Peace Harbor Hospital is a 21-bed acute care facility and a Level IV Trauma Center. It is located in Florence, Oregon, and serves western Lane County, Oregon.

== Description ==
The State of Oregon Community Benefit Reporting documentation of 2017 states, "Peace Harbor serves the rural communities of: Florence, Mapleton, Swisshome, Westlake, Waldsport, Yachats, Deadwood and Reedsport. The Peace Harbor service area has 27,095 residents: 983 (4%) are preschoolers age 5 or younger, 2,509 (9%) are 5-19 years old, 11,620 (43%) are adults age 20-64 and 7,869 (29%) are seniors age 65+."

== History ==
Because district voters had rejected a $6 million levy to replace the existing 31-year-old Western Lane Hospital in 1983, the Lane Hospital Board sought assistance from private hospital corporations.
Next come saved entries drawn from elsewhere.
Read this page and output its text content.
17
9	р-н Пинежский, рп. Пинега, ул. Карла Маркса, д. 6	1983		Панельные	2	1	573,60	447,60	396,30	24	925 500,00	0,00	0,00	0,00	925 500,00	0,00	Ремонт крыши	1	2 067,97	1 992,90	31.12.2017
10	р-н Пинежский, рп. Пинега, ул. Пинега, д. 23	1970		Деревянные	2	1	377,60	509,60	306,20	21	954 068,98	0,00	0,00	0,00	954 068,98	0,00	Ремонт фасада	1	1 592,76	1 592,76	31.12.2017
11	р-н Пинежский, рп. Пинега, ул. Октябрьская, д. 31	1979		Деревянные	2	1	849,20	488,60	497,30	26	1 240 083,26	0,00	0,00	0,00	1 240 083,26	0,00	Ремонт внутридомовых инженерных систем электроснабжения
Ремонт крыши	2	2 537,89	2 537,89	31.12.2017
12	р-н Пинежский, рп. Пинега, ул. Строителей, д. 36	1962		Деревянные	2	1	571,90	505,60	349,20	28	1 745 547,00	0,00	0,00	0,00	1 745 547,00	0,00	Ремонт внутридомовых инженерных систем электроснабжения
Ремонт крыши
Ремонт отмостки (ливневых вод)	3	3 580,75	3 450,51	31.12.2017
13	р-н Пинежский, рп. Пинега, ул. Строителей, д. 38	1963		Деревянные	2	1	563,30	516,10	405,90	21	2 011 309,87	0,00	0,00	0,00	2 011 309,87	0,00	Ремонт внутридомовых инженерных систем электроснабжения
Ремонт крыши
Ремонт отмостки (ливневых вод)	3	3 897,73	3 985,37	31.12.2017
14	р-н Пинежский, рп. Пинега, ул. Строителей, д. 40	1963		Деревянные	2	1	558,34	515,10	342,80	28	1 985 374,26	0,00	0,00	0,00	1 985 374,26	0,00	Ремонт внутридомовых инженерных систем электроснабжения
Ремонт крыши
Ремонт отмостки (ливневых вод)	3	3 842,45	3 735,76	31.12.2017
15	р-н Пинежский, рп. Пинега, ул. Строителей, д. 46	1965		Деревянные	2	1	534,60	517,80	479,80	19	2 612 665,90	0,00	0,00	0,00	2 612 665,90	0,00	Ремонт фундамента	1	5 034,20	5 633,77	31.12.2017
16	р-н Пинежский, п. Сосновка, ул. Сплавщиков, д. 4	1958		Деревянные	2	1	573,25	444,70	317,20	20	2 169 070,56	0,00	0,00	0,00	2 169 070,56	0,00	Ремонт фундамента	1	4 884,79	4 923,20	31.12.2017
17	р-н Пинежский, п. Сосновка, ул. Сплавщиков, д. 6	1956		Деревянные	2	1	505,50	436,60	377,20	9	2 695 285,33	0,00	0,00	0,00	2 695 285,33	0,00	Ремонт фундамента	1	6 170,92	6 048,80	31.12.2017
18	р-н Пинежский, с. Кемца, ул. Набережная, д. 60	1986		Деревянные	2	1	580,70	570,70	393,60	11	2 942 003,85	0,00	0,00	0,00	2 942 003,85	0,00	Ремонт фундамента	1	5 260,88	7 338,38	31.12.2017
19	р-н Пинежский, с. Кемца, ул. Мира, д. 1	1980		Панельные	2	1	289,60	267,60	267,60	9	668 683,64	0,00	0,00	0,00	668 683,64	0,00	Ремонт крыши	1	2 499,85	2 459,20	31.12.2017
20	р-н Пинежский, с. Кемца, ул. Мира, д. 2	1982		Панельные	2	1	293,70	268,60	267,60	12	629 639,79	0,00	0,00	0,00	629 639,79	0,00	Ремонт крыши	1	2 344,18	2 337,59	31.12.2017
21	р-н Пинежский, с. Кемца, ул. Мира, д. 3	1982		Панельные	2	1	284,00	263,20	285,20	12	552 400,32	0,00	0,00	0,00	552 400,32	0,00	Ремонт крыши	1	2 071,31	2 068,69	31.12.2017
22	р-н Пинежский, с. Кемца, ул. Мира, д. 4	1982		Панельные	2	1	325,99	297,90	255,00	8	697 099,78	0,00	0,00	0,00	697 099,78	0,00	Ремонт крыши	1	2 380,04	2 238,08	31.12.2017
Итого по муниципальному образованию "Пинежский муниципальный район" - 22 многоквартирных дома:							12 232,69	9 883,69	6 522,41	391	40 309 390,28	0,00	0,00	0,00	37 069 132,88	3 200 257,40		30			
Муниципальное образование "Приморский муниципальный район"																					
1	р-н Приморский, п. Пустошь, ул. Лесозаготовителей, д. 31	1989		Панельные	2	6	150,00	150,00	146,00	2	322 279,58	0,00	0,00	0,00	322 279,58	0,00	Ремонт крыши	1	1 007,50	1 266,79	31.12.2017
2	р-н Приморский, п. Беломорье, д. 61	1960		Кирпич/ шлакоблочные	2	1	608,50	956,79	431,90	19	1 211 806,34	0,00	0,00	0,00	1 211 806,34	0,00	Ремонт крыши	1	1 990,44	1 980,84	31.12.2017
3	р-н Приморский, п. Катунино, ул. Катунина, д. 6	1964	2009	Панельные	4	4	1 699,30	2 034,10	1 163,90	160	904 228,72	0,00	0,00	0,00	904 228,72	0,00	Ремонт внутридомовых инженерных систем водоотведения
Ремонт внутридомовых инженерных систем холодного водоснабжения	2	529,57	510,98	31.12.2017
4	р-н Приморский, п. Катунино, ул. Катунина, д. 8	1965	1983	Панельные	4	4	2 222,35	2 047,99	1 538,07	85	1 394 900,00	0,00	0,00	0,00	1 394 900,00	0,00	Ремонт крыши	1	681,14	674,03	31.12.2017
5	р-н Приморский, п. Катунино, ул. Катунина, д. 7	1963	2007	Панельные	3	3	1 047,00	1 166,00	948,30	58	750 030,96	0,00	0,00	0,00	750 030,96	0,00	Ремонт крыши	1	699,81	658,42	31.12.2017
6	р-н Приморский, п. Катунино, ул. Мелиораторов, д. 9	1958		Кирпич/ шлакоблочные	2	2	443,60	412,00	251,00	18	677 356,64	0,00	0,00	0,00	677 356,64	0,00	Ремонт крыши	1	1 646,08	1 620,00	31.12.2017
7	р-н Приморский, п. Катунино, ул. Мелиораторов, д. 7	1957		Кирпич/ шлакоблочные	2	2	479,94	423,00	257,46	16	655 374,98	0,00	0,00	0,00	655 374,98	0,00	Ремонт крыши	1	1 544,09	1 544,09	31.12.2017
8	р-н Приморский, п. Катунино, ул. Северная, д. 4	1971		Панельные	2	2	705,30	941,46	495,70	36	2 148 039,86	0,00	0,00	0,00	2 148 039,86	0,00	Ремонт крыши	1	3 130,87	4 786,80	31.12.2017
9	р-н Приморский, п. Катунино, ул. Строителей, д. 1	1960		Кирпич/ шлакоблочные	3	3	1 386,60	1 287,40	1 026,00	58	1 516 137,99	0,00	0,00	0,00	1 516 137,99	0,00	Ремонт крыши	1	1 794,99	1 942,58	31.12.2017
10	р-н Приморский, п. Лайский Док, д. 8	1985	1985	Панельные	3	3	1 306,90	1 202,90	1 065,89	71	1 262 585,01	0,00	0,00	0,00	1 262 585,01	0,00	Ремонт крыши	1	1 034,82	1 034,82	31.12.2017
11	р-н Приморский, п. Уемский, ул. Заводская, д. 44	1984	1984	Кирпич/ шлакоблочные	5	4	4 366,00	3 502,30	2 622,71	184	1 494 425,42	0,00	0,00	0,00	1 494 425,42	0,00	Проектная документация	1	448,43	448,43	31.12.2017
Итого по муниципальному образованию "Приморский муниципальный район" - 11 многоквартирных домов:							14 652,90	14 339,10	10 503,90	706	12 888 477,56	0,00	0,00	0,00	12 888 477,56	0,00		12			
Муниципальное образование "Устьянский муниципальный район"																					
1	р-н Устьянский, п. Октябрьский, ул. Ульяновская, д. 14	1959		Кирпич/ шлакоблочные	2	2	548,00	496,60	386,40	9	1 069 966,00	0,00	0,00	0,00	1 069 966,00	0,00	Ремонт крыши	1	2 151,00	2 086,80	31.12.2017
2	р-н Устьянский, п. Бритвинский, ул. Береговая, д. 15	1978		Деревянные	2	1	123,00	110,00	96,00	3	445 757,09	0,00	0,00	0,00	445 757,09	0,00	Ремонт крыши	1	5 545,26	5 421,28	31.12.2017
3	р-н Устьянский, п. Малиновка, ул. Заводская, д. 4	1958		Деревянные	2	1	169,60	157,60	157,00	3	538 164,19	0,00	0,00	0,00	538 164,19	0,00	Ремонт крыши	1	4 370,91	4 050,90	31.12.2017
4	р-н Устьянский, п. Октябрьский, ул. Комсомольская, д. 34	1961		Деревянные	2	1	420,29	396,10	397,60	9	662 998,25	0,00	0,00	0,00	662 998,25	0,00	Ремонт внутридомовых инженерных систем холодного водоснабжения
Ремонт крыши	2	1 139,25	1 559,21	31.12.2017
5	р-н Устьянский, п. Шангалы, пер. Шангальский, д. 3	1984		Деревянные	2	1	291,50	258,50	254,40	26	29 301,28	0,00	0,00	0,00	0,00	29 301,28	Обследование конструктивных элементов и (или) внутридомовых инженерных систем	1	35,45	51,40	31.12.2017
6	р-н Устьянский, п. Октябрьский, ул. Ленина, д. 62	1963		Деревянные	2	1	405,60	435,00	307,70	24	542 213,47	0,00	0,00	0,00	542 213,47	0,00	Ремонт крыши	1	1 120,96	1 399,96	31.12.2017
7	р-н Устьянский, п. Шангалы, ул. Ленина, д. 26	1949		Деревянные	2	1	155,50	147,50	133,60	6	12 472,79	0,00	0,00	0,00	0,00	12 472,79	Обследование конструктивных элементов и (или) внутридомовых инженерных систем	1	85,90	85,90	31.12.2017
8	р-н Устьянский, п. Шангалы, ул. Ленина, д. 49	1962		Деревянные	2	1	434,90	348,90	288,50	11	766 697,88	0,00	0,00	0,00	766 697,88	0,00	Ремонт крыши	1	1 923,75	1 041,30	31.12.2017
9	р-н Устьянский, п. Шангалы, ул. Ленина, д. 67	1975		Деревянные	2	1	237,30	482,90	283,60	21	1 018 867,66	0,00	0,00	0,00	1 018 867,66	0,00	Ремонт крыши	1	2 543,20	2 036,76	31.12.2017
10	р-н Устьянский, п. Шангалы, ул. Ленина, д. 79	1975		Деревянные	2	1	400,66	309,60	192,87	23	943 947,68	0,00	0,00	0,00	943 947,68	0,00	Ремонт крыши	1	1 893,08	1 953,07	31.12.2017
According to the Siuslaw News, Peace Harbor Hospital is "owned and managed by HHS of Bellevue, Wash., a non-profit Catholic health care corporation which also operates Sacred Heart General Hospital in Eugene".

Local resident Don-Lee Davidson donated the 20-acre site for the hospital. In planning since 1983, construction on the $5.2 million Peace Harbor Hospital began on June 1, 1988, with official groundbreaking on June 15, 1988. Dedication ceremonies were held July 7, 1989.

The name "Peace Harbor" was selected for "its coastal theme, its connotation of care and its association with its parent organization", The Sisters of St. Joseph of Peace. In addition to 21 private rooms, "other improvements include an expanded emergency room, a radiology department with both ultrasound and mammography services".

Labor negotiations with the Oregon Nurses Association in 2017 went through federal mediation before a contract was approved.

Seismic upgrades were completed in 2021, with the hospital reporting, "Peace Harbor is prepared for a high-magnitude, Cascadia Subduction Zone earthquake".